The “Unusual Currents” of JT Pardee

Looking east-southeast from interpretive sign on Road 382.
This is Camas Prairie in northwest Montana, home to some very curious ridges and swales (mid-ground in photo).  The crests are as much as 45 feet high, but this is hard to see at ground level even though the vegetation -- pale on ridges and dark in swales -- helps highlight the shapes.  In contrast, these landforms are quite obvious from the air.
Ripples on the prairie.  From Google Earth; click photo for better view.
From the air, the ridges and swales look a bit like ripples that develop in beach sand washed by waves or on sandbars in rivers.  Might this be a clue?
Source.
Possibly, except there’s a problem.  The Camas Prairie ridges aren’t made of sand.  They contain gravel, cobbles and even boulders, which are much too large to be arranged into current ripples ... or are they?
More curious ripples on the prairie, looking southwest.
It was Joseph Thomas Pardee who made the great conceptual leap ... and without the aid of aerial photos!  He concluded that these ridges are indeed ripples, produced by "unusual currents" in massive floods when huge volumes of water traveled at cataclysmic speeds (Pardee 1942).  The source was Glacial Lake Missoula, which we had visited the day before.
Old shorelines of Glacial Lake Missoula visible on right side of “L” hill.  Click photo to view.
Lake Missoula formed when a lobe of the Cordilleran ice sheet dammed the Clark Fork River near Sand Point, Idaho, forming a huge lake (map below).  When the dam gave way around 15,000 years ago (largest of multiple flood events) the lake drained at tremendous speeds, enough to create giant current ripples composed of very coarse materials.  The height and spacing of the ripples have been used to estimate rate of flow, perhaps as much as 60 to 80 miles per hour.
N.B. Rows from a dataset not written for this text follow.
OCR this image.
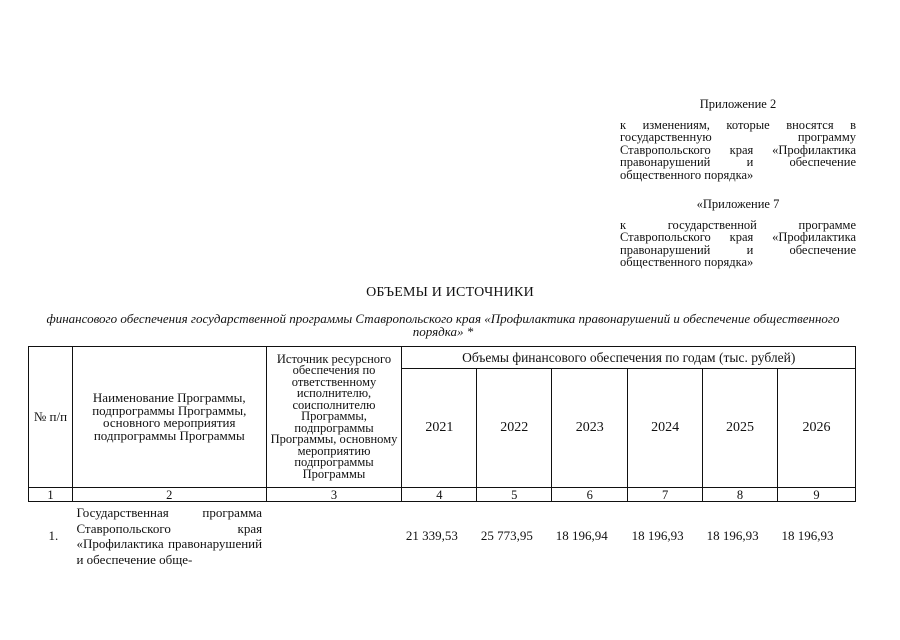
Приложение 2
к изменениям, которые вносятся в государственную программу Ставропольского края «Профилактика правонарушений и обеспечение общественного порядка»
«Приложение 7
к государственной программе Ставропольского края «Профилактика правонарушений и обеспечение общественного порядка»
ОБЪЕМЫ И ИСТОЧНИКИ
финансового обеспечения государственной программы Ставропольского края «Профилактика правонарушений и обеспечение общественного порядка» *
№ п/п	Наименование Программы, подпрограммы Программы, основного мероприятия подпрограммы Программы	Источник ресурсного обеспечения по ответственному исполнителю, соисполнителю Программы, подпрограммы Программы, основному мероприятию подпрограммы Программы	Объемы финансового обеспечения по годам (тыс. рублей)					
			2021	2022	2023	2024	2025	2026
1	2	3	4	5	6	7	8	9
1.	Государственная программа Ставропольского края «Профилактика правонарушений и обеспечение обще-		21 339,53	25 773,95	18 196,94	18 196,93	18 196,93	18 196,93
The shapes of the ridges also attest to the speed of the flood.  Many are antidunes, with steeper sides facing upstream, indicating that water movement was quite rapid.  The Camas Prairie basin drained north across Markle Pass, and eventually into the main channel of the Clark Fork River.
Before the big flood, Camas Prairie sat under 1000 ft of very cold water.  Map of Glacial Lake Missoula from Montana Natural History Center
Another great geo-stop, courtesy Montana Department of Transportation.

This post is part of a series about the Ice Age Mega-floods of the Pacific Northwest.



Sources

Allen, JE, Burns, M, and Burns, S.  2009.  Cataclysms on the Columbia.  Portland State University, Ooligan Press.

Pardee, JT.  1942.  Unusual currents in Lake Missoula, Montana.  Geological Society of America Bulletin 53:1569-1599.